La maîtrise médiocre de l'anglais ou du français est la grande responsable de l'appauvrissement des nouveaux immigrants et de la sous-utilisation de leurs compétences.

Depuis 25 ans, leur bien-être économique se détériore, déplore Craig Alexander. Dans une nouvelle étude intitulée Litteracy Matters: Helping Newcomers Unlock Their Potential (La littératie compte pour aider les nouveaux arrivants à libérer leur potentiel), l'économiste en chef adjoint du Groupe financier Banque TD constate que la non-maîtrise d'une des deux langues officielles est une lacune sérieuse chez bon nombre de nouveaux immigrants. «Cela diminue leurs résultats sur le marché du travail», déplore-t-il, et représente une perte annuelle de 3,4 à 5 milliards de dollars pour l'économie canadienne.

M. Alexander constate que la situation de l'immigrant, sur qui repose le gros de la croissance démographique du Canada, se détériore. S'appuyant sur les données des recensements et de l'Enquête sur la population active réalisés par Statistique Canada, l'auteur constate qu'un nouvel immigrant (moins de cinq ans) gagnait 85 cents pour chaque dollar empoché par un Canadien de naissance durant les années 70. Ce n'est plus que 66 cents.

Avant, l'écart de revenu était comblé au bout d'une à deux décennies. Désormais, «le faible niveau initial signifie que l'écart va se prolonger plusieurs années durant».

À quoi cela est-il dû? La réponse de l'auteur est sans équivoque: à la connaissance médiocre d'une ou de l'autre des langues officielles, ce qu'on appelle un faible degré de littératie. Cela vient du fait que les pays d'origine des nouveaux arrivants ont beaucoup changé au fil des ans.

En 1981, 53% des immigrants n'avaient ni l'anglais, ni le français comme langue maternelle.
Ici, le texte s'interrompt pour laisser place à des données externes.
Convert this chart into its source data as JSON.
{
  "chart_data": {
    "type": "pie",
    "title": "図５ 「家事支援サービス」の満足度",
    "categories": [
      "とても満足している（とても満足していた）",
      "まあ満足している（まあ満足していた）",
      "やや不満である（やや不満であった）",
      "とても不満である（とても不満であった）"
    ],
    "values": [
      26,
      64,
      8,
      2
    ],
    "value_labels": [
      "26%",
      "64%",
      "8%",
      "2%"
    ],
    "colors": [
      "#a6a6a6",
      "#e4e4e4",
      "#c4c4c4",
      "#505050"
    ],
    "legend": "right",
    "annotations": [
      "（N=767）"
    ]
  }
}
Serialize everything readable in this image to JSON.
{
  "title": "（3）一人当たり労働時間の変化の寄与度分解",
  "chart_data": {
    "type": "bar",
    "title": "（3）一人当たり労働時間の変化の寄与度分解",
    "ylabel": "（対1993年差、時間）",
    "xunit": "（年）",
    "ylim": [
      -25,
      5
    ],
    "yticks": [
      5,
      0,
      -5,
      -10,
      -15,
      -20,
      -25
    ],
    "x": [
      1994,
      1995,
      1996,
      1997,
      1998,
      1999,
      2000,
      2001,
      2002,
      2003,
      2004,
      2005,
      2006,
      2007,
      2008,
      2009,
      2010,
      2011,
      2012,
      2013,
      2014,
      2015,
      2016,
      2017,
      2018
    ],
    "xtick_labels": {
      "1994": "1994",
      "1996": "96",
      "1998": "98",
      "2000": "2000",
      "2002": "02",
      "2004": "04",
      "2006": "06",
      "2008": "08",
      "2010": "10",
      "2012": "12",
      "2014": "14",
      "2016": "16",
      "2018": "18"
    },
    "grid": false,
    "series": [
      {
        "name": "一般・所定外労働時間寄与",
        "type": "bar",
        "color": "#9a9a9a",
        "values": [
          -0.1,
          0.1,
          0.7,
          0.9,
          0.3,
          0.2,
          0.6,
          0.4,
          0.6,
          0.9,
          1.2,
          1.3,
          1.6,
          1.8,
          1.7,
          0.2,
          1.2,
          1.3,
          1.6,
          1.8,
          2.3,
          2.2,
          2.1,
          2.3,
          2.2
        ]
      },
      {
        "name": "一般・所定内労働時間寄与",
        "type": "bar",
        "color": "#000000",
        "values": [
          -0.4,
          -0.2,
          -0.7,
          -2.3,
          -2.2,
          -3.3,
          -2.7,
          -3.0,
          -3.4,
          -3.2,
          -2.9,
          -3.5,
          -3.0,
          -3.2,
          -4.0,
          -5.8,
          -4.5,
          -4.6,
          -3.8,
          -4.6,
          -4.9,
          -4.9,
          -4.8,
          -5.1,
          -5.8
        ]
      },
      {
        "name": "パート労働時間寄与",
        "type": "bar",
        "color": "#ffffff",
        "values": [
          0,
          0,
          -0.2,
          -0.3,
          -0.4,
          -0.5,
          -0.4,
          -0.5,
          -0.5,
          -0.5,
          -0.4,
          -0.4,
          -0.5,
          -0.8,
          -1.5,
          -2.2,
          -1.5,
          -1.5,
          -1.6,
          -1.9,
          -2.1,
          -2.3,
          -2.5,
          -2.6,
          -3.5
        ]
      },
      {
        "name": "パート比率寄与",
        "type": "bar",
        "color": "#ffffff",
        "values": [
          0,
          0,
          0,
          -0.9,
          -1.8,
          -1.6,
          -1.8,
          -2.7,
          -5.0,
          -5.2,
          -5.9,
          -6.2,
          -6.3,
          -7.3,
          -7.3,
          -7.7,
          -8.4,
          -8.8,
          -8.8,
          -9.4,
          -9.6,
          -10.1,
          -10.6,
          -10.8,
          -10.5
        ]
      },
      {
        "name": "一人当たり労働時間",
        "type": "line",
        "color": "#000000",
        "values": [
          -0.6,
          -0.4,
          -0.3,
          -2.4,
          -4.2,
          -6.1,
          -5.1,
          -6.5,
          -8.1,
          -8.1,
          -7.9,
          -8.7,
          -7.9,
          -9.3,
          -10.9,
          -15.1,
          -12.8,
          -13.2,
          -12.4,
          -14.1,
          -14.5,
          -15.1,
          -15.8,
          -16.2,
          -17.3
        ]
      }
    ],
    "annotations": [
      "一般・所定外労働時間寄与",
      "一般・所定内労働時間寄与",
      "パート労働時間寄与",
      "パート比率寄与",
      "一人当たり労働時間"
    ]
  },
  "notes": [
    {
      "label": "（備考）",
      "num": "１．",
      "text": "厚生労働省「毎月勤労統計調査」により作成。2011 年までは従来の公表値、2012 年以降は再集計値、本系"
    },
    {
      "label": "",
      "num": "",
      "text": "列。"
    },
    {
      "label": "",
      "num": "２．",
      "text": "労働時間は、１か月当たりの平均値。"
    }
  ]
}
C'est désormais 80%. Près de six immigrants sur dix venaient d'Asie en 2006, contre à peine 12% en 1981.

La barrière linguistique compromet l'utilisation optimale des compétences des immigrants. «Sans maîtrise adéquate de l'anglais ou du français, leurs études et leur expérience professionnelle ne seront ni reconnues ni mises en valeur convenablement», déplore-t-il.

Cela est d'autant plus coûteux que le gros des nouveaux arrivants est plus instruit que les Canadiens de naissance. Plus de la moitié de ceux qui sont arrivés entre 2001 et 2006 détiennent un diplôme universitaire, comparativement à 20% pour les nés ici. Selon une analyse du recensement de 2006, le quart des immigrants avec un diplôme universitaire détenait un emploi ne requérant que des études secondaires. «Pire, l'écart de revenus entre des immigrants et des Canadiens de naissance avec des diplômes d'études postsecondaires est encore plus grand que celui entre ceux qui ne possèdent pas de tels diplômes», se désole M. Alexander. Bref, détenir des qualifications ou des diplômes ne permet pas d'échapper à la pauvreté initiale associée au changement de pays.

En revanche, la maîtrise d'une des deux langues officielles le facilite. Plus la maîtrise est grande, meilleures sont les chances d'occuper un emploi et de gagner davantage.

Voilà pourquoi l'auteur préconise la mise sur pied de programmes d'apprentissage des langues officielles dont les résultats pourraient être comparables sur une base quantitative. De nombreuses initiatives tant publiques que privées existent au pays, mais on ne peut les comparer ce qui compromet leur utilité. «Il faut encourager les décideurs politiques à faire de la collecte et de la compilation de données sur la littératie un investissement prioritaire», dit l'auteur.